The majority of lobbying on the Ecolabel appears to have come from EU financial trade associations, led by the European Fund and Asset Management Association (EFAMA), the European Banking Federation (EBF) and the European Association of Cooperative Banks (EACB). However, some companies are engaging on an individual basis, including through the Ad-Hoc Working Group, with InfluenceMap finding a particularly weak proposal from BlackRock in December 2018, who proposed a threshold of 25% green activities at the company and portfolio level to qualify for the EU Ecolabel.

InfluenceMap has picked up three key trends concerning corporate lobbying around the EU Ecolabel.

  • Lobbying to weaken the green thresholds required to qualify for the Ecolabel. This concerns the proportion of investment that should be in green activities (defined via the taxonomy regulation) at both the company and portfolio level to qualify for the Ecolabel.
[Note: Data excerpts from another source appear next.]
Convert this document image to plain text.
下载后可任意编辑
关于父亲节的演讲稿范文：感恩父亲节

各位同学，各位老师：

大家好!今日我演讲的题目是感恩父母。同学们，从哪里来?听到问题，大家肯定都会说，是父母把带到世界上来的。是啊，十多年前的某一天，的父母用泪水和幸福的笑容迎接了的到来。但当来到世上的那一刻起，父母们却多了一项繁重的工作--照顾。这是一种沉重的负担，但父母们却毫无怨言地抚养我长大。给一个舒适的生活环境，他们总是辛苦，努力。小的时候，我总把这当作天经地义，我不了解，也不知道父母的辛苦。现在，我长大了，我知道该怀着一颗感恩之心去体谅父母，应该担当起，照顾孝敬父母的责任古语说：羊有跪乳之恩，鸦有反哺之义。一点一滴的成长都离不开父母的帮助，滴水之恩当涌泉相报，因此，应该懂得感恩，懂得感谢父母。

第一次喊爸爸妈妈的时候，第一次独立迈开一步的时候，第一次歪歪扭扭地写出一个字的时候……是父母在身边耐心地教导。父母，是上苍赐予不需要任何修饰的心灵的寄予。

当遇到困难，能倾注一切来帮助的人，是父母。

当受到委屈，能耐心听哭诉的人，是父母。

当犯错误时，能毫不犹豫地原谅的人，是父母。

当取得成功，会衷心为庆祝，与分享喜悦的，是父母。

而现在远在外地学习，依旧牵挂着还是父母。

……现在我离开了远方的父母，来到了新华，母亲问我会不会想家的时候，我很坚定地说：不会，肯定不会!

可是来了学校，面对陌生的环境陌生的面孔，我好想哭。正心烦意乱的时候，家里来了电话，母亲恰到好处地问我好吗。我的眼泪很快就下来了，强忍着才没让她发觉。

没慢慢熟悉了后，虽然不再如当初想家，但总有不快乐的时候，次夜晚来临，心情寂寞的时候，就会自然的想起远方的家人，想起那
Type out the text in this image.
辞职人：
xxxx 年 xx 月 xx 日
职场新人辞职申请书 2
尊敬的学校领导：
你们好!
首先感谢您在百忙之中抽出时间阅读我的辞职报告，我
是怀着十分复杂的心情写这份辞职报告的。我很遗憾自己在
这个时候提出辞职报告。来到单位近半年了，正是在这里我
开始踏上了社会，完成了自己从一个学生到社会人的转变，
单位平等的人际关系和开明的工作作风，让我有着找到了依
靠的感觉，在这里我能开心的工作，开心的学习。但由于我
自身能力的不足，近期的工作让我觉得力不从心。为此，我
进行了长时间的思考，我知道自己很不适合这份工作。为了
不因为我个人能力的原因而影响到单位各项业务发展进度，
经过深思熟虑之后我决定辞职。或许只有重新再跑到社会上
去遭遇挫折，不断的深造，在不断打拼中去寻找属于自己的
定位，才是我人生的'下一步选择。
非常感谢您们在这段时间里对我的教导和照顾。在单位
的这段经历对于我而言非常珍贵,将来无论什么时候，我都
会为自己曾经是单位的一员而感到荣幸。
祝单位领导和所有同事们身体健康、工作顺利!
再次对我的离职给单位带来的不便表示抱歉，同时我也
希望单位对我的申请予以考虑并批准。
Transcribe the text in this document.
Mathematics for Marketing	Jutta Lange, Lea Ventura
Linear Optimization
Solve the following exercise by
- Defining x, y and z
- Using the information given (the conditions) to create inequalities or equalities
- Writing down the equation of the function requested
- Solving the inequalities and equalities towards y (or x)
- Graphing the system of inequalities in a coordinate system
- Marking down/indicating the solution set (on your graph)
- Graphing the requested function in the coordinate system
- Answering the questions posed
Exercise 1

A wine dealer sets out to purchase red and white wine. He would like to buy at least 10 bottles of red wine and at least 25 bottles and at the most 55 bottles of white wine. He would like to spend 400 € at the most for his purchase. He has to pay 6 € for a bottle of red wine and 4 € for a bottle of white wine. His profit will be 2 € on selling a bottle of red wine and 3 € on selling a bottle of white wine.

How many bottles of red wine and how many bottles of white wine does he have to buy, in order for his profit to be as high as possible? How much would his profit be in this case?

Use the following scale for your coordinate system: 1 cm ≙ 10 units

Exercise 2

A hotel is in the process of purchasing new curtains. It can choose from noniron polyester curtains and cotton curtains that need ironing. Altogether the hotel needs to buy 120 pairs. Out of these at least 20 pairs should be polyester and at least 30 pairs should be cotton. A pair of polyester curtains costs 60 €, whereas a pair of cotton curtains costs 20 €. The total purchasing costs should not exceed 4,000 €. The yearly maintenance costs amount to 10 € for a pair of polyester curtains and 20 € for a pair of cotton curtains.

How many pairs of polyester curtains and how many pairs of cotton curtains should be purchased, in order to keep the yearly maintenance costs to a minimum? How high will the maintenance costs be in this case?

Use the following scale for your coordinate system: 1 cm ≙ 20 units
  • Lobbying to weaken the exclusion criteria for the Ecolabel. This concerns either total or partial exclusions for companies that derive their revenue from environmentally destructive activities. In the initial stakeholder questionnaire, many trade associations and companies pushed for partial exclusions over total bans.

  • Lobbying for a more flexible or less prescriptive approach. Some companies and trade associations have argued for a less prescriptive approach, relying on transparency over rigorous criteria and thresholds.